Overall, 22% of the households in the Dominican sample own a business, one of the lowest shares among the IPPMD countries. While remittances are positively associated with business ownership, this is true only in urban areas. Return migration and immigration do not seem to be linked with business ownership. One explanation for the weak link between migration and productive investments may be that household access to the financial sector is limited, and participation in financial training programmes is very low. Almost two-thirds of the sampled households are unbanked and only a few have participated in a financial training programme in the past five years (3% of remittance-receiving households and 2% of households without remittances). Those households with a bank account were more likely to receive remittances, although this does not affect the amount of remittances received.

Immigrants are less covered by social protection and health care

One of the major controversies linked to migration is the degree to which individuals contribute to or draw on the social protection and health system. Immigrants, for instance, are often criticised for being net users of health and social protection services, even though they can help finance such systems by paying taxes. The findings of the Dominican Republic IPPMD survey show that immigrant households are the least likely to receive public social transfers (6% versus 24% for households without immigrants). Furthermore, immigrants are less likely to benefit from social protection, health and pension benefits, including those linked to formal labour contracts, open-ended contracts. When it comes to the use of health facilities, the analysis shows that immigrants and native-born individuals use them at the same rate.

The way forward: Integrate migration into sectoral and national development strategies

Migration can benefit economic and social development in the Dominican Republic, but its potential is not yet fully realised. Many sectoral policy makers do not yet sufficiently take migration into account in their areas of influence, and some policies seem to be inadvertently contributing to emigration. Migration needs to be considered in the design, implementation, monitoring and evaluation of relevant sectoral development policies and a more coherent policy framework across ministries and at different levels of government would make the most of migration. Specific actions include:

  • Refine and target vocational training programmes to better match skills demand with supply. Mapping labour shortages and strengthening co-ordination mechanisms with the private sector are important steps.

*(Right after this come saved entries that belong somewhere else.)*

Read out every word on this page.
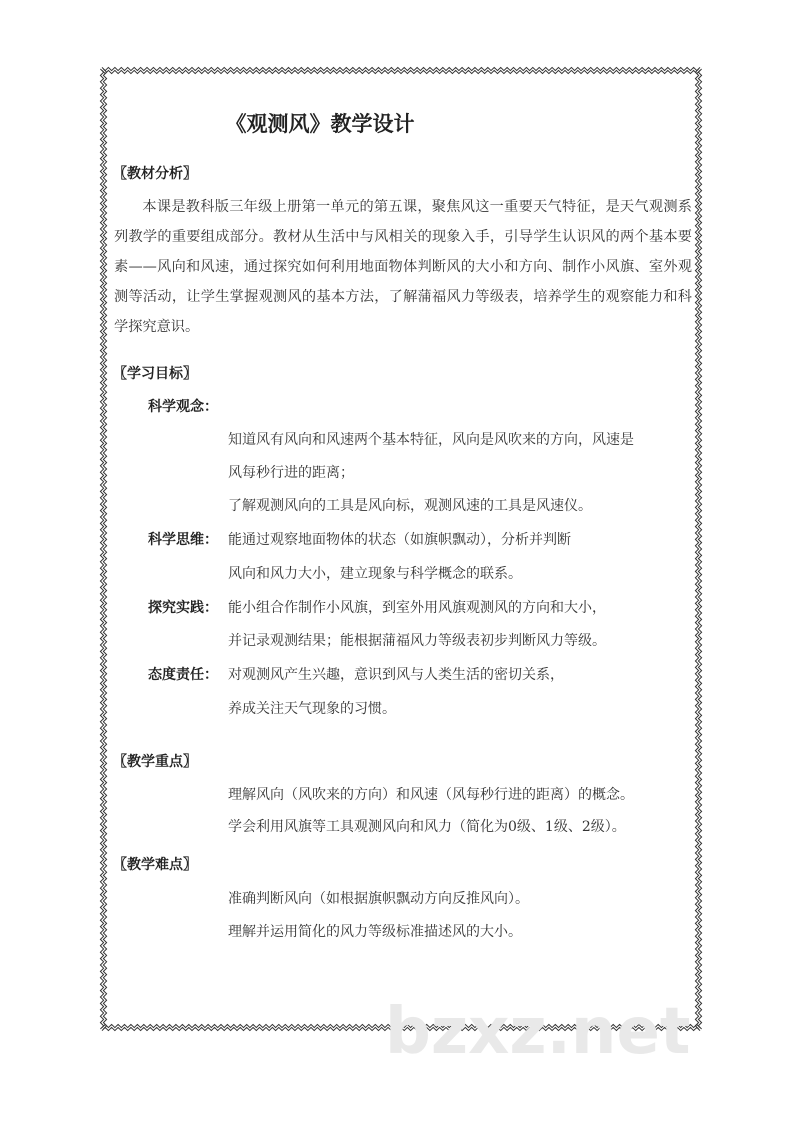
bzxz.net
《观测风》教学设计
〖教材分析〗
本课是教科版三年级上册第一单元的第五课，聚焦风这一重要天气特征，是天气观测系列教学的重要组成部分。教材从生活中与风相关的现象入手，引导学生认识风的两个基本要素——风向和风速，通过探究如何利用地面物体判断风的大小和方向、制作小风旗、室外观测等活动，让学生掌握观测风的基本方法，了解蒲福风力等级表，培养学生的观察能力和科学探究意识。
〖学习目标〗
科学观念：
知道风有风向和风速两个基本特征，风向是风吹来的方向，风速是
风每秒行进的距离；
了解观测风向的工具是风向标，观测风速的工具是风速仪。
科学思维： 能通过观察地面物体的状态（如旗帜飘动），分析并判断
风向和风力大小，建立现象与科学概念的联系。
探究实践： 能小组合作制作小风旗，到室外用风旗观测风的方向和大小，
并记录观测结果；能根据蒲福风力等级表初步判断风力等级。
态度责任： 对观测风产生兴趣，意识到风与人类生活的密切关系，
养成关注天气现象的习惯。
〖教学重点〗
理解风向（风吹来的方向）和风速（风每秒行进的距离）的概念。
学会利用风旗等工具观测风向和风力（简化为0级、1级、2级）。
〖教学难点〗
准确判断风向（如根据旗帜飘动方向反推风向）。
理解并运用简化的风力等级标准描述风的大小。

  • Tie land-titling programmes to migration and development schemes, such as increasing the coverage of money transfer operators in rural areas, creating programmes to channel remittances towards agricultural investment and to facilitate investment and integration by return migrants in rural areas.

  • Enforce and ensure quality and access to public and private educational institutions to meet the higher demand for good education driven by remittances and return migration.

  • Increase financial literacy and entrepreneurial skills among households in communities with high emigration rates to boost remittance investment.

  • Increase de jure, but also de facto, universal access to social protection, such as pension plans, medical benefits, labour union membership and formal labour contract provisions, especially in rural areas.